Многое теперь понимаю я, привирал Толя, однако рассказы его западали в память, по-хорошему воздействовали на нас, парнишек. Со многими берикульцами, моими сверстниками, мне пришлось готовиться к фронту, воевать, долго служить еще после войны и, не помню я, чтобы из нашей среды выявился подлец либо воришка. Путь кривды — опасный путь, неприемлемый во всех отношениях, как внушал Толя, и мы шли прямой дорогой, стараясь не причинить зла ближнему. Бывало, разделит неправильно хлеборез пайку или обидит кого порцией каши, за справедливость первые восставали мы, берикульцы, Толины воспитанники.
Толя Суранов, первый мой наставник, как жаль, что не довелось мне больше с тобой увидаться! Было бы что послушать сейчас. Не из третьих уст, а от тебя лично услышал бы я, как ты после войны, когда еще не вернулись с фронта мужики и в шахте робили еще одни бабы, самолично, несмотря на возраст лет, спускался в шахту на подмогу шахтеркам. Слышно, ходил по забоям Горный, пужал баб то свистом, то окриком, и ты, Толя, первый выдумщик и фантазер, убеждал баб, что никакого Горного нет, что это только мечта, подсказанная страхом, неумное озорство, надежда и утешение. Надо работать старательно и не думать о Горном, и тогда уж не поблазнится из темноты свист или кашель Горного.
Долго сижу я на камне рядом с надгробием Толи, думаю, вспоминаю. В выси всплескивают серебром дикие гуси, улетающие на юг, долгие недели им лететь чередой с дальнего севера в иные края, туда, где тепло и где море. Внизу блестит под солнцем речка, круглые валуны так. похожи на высунувшихся из воды лягушек...
Не раз, бывало, возвращаясь из своих горных скитаний, мы усаживались на камне над речкой, и тогда ручьем лилась Толина речь. Я слушал, запоминал о том, как жили тут прежде, какие тут были управляющие, как трудно жилось простому люду.

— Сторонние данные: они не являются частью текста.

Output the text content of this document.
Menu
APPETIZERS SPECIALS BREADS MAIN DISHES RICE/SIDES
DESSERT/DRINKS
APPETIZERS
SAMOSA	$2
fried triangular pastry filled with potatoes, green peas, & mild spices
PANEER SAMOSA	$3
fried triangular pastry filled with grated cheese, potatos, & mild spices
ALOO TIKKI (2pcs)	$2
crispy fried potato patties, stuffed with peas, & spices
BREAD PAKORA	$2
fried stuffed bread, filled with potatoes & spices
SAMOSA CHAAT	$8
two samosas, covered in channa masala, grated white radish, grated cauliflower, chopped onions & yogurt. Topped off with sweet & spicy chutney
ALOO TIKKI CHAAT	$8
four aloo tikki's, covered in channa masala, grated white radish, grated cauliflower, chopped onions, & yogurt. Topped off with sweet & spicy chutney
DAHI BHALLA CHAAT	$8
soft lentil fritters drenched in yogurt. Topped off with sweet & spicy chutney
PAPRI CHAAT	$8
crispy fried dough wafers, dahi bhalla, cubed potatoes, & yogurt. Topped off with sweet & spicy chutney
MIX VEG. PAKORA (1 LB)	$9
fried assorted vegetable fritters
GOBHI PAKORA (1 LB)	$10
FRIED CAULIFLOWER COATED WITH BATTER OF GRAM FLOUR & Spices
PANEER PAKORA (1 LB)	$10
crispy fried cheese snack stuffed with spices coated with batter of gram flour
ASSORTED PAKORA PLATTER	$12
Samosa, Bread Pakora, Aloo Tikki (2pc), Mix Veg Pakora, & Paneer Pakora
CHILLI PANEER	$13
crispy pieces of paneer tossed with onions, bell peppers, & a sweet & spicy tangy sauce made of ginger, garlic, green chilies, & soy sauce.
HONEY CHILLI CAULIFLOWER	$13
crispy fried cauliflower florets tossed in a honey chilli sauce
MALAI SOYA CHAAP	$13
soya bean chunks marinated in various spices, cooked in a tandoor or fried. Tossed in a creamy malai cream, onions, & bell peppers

Все стремились обогатиться, но фартило редким, из сотни, может, из тысячи одному. Пофартит — тогда душа требовала размаха: лилось рекой вино, расстилали перед золотничником, добывшим самородок, на дороге мануфактуру, шел по ней, шатаясь, фартовый старатель... А зачем? «Зачем?» — спрашивал раздумчиво Толя и сам себе отвечал: «Незачем! Все суета сует».
«...Толя Суранов — Горный Батюшка...» — перечитываю я на гранитном камне и думаю: кто высек эти слова?.. Или какому-то молодому фантазеру, слушателю Толи, пришло это в голову, или, может, текст подписи составил перед смертью сам Толя?.. Или, может, так назван Толя кем-нибудь из мудрых старожилов, из уважения к возрасту Толи, его делам, щедрости его души?..
А может, это сделал кто-то из неверия в Горного Батюшку: нету его, спит он, похороненный под гранитным камнем, а на свете не существует всесильного Горного Батюшки!..
Так или иначе, но надпись на граните мне по душе. Я встаю, делаю низкий поклон, шепчу: спи, Горный Батюшка — Толя Суранов, мир тебе и успокоение! Отдохнул ли ты, старый, от беготни и земных забот?..
Евдоким
Всю жизнь Евдокиму хотелось заниматься чем-нибудь интересным, чтобы живой оставалась душа, но Клава, жена, ему возражала, и он поступал так, как советовала Клава, а не так, как хотелось самому...
Еще в деревне, далекой затомской, ясашной деревне Кожевниковой, когда Евдоким еще был холостым, а Клава жила девкой, но они уже были как бы женихом и невестой, Клава подсказывала мил дружку, как поступать, как вести себя с людьми. Так, повадился Евдоким сидеть в сельсоветской конторе, слушать речи, допросы и расспросы и выполнять поручения председателя. Молвит председатель слово — Евдоким со всех ног бросается исполнять, в руках палка, стучит ею по наличникам окошек, приказывает: эй, на собрание!.. Над Клавой посмеялись люди: со стукачом-де, с исполнителем хороводишься — смехота! Клава — в рев. Проревелась — в розыск Евдошки бросилась. Нашла — говорит ему: ежли не бросишь стучать палкой, на глаза мне не кажись! И замуж за тебя, за стукача, не выйду!..
Такое заявление Клавы озадачило Евдоху, он не понимал, почему ей не глянется, что он стучит. Хотел было он при встрече убедить ее: активистом быть почетно, ничего в том стыдного нету, но Клава и слушать не захотела. Тогда Евдоким решил покориться. Он чувствовал, что сердцем привязан к невесте крепко, рубить словно по живому, — и он не стал больше бегать по деревне с палкой и стучать в наличники.